O objetivo foi apenas transpor para o diploma orçamental o texto acordado entre Governo, patrões e sindicatos, que foi assinado a 7 de outubro, explicou, na altura, fonte do PS ao ECO.

Distribuição de ações com regime mais favorável para startups e PME

Já a “atribuição de ações constitui um rendimento em espécie assim como os ganhos obtidos com o exercício de stock-options, sendo ainda tributado o valor da mais-valia eventualmente realizada com a alienação dos títulos”, sublinha João Espanha.

O fiscalista realça que “a Lei 21/2023 criou um regime particular para planos de stock-options constituídos por empresas que sejam startup, scaleup, micro, pequena, média empresa ou empresa de pequena e média capitalização ou, ainda, que desenvolvam atividade no âmbito da inovação”.
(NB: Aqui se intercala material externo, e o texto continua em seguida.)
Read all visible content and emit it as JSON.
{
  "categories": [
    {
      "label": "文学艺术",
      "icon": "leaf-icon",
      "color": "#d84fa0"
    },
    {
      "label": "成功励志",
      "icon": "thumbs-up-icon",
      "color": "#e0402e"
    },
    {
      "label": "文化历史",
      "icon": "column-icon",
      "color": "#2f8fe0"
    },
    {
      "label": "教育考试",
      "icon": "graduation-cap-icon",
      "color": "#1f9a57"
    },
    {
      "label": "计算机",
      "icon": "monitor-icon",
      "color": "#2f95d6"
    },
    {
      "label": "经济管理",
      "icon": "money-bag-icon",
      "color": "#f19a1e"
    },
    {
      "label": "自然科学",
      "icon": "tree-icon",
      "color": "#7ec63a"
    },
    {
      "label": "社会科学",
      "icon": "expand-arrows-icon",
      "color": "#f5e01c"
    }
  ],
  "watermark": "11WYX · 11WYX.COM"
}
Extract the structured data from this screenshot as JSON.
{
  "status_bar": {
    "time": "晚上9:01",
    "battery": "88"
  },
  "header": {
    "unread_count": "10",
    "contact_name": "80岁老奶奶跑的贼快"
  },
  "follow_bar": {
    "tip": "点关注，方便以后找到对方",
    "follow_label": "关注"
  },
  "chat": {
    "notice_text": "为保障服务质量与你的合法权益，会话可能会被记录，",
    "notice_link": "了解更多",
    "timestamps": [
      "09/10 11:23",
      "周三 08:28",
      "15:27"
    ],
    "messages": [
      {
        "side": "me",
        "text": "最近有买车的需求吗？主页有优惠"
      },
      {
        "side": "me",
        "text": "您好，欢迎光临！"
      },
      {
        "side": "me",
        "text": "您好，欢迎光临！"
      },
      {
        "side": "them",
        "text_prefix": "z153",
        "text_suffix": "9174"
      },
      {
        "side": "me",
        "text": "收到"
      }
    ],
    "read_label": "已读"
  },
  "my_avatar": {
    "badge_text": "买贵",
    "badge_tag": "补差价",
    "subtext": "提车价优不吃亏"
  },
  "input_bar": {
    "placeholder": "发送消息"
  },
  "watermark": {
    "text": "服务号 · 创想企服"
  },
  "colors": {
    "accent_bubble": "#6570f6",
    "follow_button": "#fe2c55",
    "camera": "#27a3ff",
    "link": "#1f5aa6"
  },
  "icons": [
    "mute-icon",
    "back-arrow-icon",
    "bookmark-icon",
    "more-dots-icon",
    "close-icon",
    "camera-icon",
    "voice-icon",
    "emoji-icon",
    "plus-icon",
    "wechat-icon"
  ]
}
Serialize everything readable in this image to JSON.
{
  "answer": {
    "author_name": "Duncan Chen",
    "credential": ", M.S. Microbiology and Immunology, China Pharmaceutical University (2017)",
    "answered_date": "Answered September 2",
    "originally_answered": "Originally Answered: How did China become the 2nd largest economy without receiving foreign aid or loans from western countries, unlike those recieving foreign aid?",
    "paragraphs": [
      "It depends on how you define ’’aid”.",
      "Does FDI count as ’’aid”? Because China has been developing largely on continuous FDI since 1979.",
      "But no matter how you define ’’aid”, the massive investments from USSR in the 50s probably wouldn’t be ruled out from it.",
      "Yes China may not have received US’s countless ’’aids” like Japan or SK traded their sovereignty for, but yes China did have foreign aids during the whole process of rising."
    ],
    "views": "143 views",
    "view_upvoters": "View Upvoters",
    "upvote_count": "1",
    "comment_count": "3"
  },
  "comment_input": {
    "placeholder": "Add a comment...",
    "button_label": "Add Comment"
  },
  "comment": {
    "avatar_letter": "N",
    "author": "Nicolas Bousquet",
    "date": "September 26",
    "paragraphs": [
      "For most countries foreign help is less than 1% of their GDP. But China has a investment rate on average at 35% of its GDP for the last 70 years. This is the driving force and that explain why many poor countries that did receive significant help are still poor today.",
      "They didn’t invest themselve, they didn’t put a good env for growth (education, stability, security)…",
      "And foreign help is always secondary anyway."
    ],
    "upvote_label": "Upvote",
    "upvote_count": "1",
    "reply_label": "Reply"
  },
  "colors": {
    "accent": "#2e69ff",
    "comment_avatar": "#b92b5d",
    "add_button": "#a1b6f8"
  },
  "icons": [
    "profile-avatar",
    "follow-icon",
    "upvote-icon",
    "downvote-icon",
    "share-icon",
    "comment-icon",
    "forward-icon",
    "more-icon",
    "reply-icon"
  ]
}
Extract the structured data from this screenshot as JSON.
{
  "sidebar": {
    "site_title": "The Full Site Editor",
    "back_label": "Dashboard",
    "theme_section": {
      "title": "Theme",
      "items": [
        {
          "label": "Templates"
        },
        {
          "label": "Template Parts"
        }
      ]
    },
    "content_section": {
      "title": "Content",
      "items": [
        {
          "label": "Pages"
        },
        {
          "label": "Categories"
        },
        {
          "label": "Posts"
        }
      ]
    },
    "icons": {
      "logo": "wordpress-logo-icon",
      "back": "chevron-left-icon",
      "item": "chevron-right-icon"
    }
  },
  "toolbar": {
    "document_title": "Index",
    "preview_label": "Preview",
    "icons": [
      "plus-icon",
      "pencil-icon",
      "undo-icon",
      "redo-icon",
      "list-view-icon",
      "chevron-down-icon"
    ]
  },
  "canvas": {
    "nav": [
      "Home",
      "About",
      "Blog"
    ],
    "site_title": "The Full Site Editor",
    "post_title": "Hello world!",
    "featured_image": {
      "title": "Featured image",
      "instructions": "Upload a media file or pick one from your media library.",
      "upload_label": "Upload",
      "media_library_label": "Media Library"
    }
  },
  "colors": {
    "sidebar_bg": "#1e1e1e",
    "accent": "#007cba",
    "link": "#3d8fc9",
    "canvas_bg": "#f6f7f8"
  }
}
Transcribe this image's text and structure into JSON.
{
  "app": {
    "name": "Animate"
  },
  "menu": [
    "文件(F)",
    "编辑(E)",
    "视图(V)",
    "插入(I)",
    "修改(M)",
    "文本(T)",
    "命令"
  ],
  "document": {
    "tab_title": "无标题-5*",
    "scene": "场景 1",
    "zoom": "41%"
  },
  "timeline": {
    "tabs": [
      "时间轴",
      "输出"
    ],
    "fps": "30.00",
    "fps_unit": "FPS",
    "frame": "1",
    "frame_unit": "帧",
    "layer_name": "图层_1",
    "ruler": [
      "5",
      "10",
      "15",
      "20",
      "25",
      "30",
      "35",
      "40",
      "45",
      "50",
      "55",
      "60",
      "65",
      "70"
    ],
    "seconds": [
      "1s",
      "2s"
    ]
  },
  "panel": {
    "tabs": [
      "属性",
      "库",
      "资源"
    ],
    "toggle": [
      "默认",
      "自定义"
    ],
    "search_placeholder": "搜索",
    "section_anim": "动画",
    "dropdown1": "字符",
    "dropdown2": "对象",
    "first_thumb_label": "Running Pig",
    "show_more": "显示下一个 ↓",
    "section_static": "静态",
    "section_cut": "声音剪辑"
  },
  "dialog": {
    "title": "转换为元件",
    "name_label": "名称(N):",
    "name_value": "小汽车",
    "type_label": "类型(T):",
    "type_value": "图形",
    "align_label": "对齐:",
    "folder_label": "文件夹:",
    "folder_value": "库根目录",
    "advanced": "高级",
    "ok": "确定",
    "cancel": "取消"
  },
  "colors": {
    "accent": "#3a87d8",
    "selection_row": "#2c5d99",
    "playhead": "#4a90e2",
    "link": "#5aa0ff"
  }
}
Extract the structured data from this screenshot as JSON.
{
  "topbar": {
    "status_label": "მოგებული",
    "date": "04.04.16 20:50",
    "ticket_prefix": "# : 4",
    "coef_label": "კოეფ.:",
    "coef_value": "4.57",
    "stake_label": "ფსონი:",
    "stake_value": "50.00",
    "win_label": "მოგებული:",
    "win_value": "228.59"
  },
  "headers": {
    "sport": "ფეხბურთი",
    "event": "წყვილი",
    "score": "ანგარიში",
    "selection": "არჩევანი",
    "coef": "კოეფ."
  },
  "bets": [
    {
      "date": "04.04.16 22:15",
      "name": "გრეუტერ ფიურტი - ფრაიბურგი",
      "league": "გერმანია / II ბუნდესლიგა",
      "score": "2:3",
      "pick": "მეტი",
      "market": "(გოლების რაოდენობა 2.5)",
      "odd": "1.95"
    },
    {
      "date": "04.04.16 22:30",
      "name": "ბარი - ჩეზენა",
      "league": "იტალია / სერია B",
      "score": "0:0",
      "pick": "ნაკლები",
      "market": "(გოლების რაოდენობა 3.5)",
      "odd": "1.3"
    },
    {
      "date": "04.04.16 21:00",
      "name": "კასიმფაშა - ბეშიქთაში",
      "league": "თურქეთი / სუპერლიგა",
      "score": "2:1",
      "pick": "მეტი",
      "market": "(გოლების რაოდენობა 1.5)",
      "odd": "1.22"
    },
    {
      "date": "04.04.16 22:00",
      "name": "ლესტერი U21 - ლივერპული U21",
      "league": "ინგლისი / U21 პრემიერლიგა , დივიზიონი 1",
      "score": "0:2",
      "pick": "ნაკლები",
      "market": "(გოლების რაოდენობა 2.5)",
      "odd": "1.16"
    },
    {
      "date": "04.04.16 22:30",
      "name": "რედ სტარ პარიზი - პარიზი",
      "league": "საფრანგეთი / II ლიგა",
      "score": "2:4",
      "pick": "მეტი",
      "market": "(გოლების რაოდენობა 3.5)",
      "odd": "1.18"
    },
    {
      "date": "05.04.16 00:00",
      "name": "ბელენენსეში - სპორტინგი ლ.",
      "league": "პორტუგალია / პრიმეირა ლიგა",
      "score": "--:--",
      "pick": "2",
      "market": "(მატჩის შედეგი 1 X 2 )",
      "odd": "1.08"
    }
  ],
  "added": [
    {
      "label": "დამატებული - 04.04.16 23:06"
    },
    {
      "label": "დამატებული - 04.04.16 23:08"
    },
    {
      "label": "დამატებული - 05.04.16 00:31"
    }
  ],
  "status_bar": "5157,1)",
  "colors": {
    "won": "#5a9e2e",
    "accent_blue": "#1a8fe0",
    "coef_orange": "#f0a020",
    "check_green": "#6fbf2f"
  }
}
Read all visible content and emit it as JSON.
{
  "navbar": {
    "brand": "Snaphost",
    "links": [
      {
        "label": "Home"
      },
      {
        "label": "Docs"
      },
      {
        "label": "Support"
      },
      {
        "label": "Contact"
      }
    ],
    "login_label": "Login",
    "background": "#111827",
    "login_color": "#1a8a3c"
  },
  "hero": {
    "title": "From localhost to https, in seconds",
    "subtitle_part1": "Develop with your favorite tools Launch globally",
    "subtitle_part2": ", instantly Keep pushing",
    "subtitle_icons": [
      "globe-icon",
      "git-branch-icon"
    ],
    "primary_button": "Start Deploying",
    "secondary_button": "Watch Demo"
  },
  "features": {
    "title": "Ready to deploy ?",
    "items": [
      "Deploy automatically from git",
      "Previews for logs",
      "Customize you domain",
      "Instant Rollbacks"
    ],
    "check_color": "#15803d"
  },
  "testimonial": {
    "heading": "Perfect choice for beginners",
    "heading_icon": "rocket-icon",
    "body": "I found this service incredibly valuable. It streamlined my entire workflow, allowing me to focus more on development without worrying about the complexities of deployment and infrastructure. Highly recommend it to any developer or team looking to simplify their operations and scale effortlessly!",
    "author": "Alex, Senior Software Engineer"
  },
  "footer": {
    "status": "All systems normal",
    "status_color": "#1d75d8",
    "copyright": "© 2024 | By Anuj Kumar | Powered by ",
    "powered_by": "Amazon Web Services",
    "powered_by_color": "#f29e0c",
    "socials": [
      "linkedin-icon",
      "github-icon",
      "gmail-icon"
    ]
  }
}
Nestes casos, adianta João Espanha, “o rendimento é tributado a uma taxa fixa de 14% e a tributação do rendimento é diferida para o momento em que o trabalhador aliene o título ou o direito à sua aquisição ou deixe de ser residente em Portugal, sendo que esta última condição nos parece violadora do Direito Comunitário”, explica o perito fiscal. Ou seja, nestas situações, o trabalhador só paga uma taxa de IRS de 14% quando vender o ativo ou a ação que a empresa lhe ofereceu.

“O OE 2024 contém ainda uma regra que prevê que os rendimentos destas stock-options fiquem parcialmente isentos de IRS até 20 vezes o valor do Indexante dos Apoios Sociais (IAS)”, isto é, até 10.185,2 euros, tendo em conta que o IAS vai subir para 509,26 euros no próximo ano, recorda Espanha.